Voters’ free-market sentiments have limits too. Trump won Florida, and the GOP flipped House seats by warning that the Democratic Party’s is embracing socialism. However, the Sunshine State approved gradually raising the minimum wage to $15 by 2026.
The country is moderate, not split. It’s the intellectual establishment in the media, academia and hard-left politicians that embrace critical race theory, the cancel culture and alleged failures of capitalism, or embrace hard-right conservative attitudes to severely circumscribe government involvement in labor markets and achieving broader social equity.
Speaker Nancy Pelosi and Minority Leader Chuck Schumer went into the elections with approval ratings south of Donald Trump. Pelosi’s strident posture in stimulus negotiations with the White House was blamed by some colleagues for Democratic losses.
Republicans ought to cooperate
Biden does not have a mandate for radical left policies, and the GOP in the Senate ought to cooperate on moderate proposals to address climate change, reform policing, and accomplish greater inclusiveness in American prosperity.
Republican senators should recall what happened to Tom Daschle with a similarly closely divided Senate during George Bush’s first term. John Thune defeated the Democratic leader in 2004 after labeling him the “chief obstructionist,” and the GOP won control of the House.

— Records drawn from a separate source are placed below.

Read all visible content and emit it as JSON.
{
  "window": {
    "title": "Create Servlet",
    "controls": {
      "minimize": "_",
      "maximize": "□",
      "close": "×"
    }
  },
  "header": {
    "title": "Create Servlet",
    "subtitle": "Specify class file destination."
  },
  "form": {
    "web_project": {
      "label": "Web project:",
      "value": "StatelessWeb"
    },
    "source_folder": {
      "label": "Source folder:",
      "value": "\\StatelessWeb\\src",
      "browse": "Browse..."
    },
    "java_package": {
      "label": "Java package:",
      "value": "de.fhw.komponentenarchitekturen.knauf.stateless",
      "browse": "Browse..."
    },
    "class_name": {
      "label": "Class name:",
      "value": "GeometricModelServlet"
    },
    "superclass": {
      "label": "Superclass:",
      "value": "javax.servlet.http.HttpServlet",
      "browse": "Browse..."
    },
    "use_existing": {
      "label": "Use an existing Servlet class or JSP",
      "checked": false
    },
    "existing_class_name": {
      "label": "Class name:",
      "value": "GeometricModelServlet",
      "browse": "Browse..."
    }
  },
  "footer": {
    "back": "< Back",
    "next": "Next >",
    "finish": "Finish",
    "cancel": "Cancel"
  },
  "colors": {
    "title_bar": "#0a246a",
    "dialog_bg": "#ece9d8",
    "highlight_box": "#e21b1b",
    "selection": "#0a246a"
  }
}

Biden should shelve his most aggressive tax proposals and instead focus on first getting the country through the vaccination phase and implementing comprehensive testing and tracking to curb COVID-19, as Japan, South Korea, Norway and Finland have accomplished. And support economic recovery with a substantial stimulus plan that includes aid to states that replaces the $434 billion in lost revenue imposed by the pandemic.

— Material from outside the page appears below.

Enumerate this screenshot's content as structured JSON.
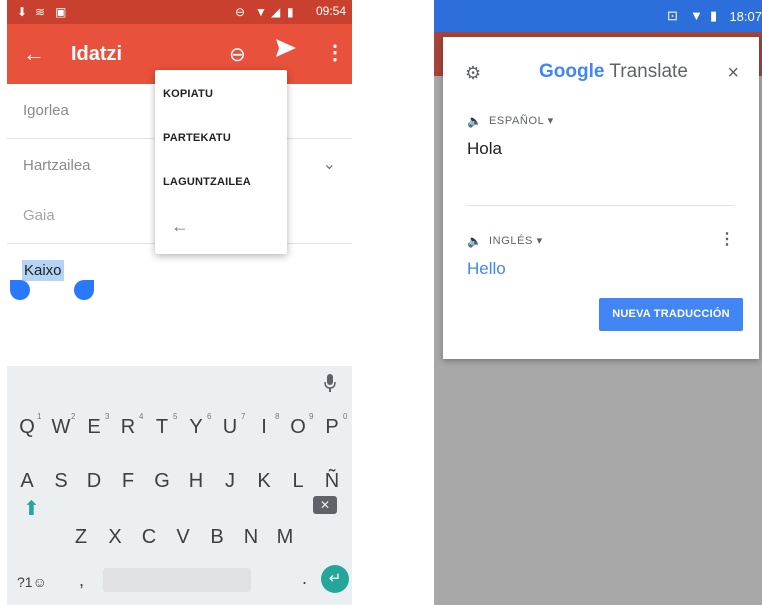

Voters can be persuaded to support taxes tied to specific purposes. For example, raising the gas tax, which has been stuck at 18.4 cents a gallon since 1993, and some user fees to finance better roads and bridges, and to help subsidize the transition to electric vehicles.
EVs are a tough nut because not every home has a garage or driveway—providing curbside and parking lot charging for folks in urban townhouses and apartments is challenging. The California mandate that all vehicles sold be zero emissions by 2035 would be better replaced by a requirement at least be a plug-in hybrid.
Industrial policy
Americans like industrial policy but conservatives have too often demagogued it as socialism. Without it we would not have had the Erie Canal, Homestead Act, Morrill Act, which created schools of agricultural science and engineering that became our great state universities, the transcontinental railway, and American leadership in aviation and space exploration.
Political leaders were giving broad constituencies what they wanted and acting within technological possibilities. Hence, they were moving in directions market forces could support. That stands in sharp contrast to the blue-skyed Obama administration’s failed initiatives in high-speed rail and Solyndra.
A lot has changed since those days. Solar, wind and battery technologies have advanced. Five of the largest utilities—Southern Co. SO, +1.20%, Xcel Energy XEL, +1.55%, Duke Energy DUK, +0.64%, Dominion Energy D, +2.12%, and Public Service Enterprise Group PEG, -1.32% —have set goals to be carbon-free by 2050. Many others are embracing similar objectives.
Sitting down with the industry to find ways to accelerate those technological possibilities and move up the zero-carbon target makes a lot of sense.
Germany, Japan and China are preparing blueprints to aggressively compete in hydrogen. We’d be foolish not to jump in too.
Voters made clear Biden should be practical and pragmatic but who he appoints to head the EPA and other federal departments—radicals or pragmatic deal makers—will importantly determine his success and legacy.
Peter Morici is an economist and emeritus business professor at the University of Maryland, and a national columnist.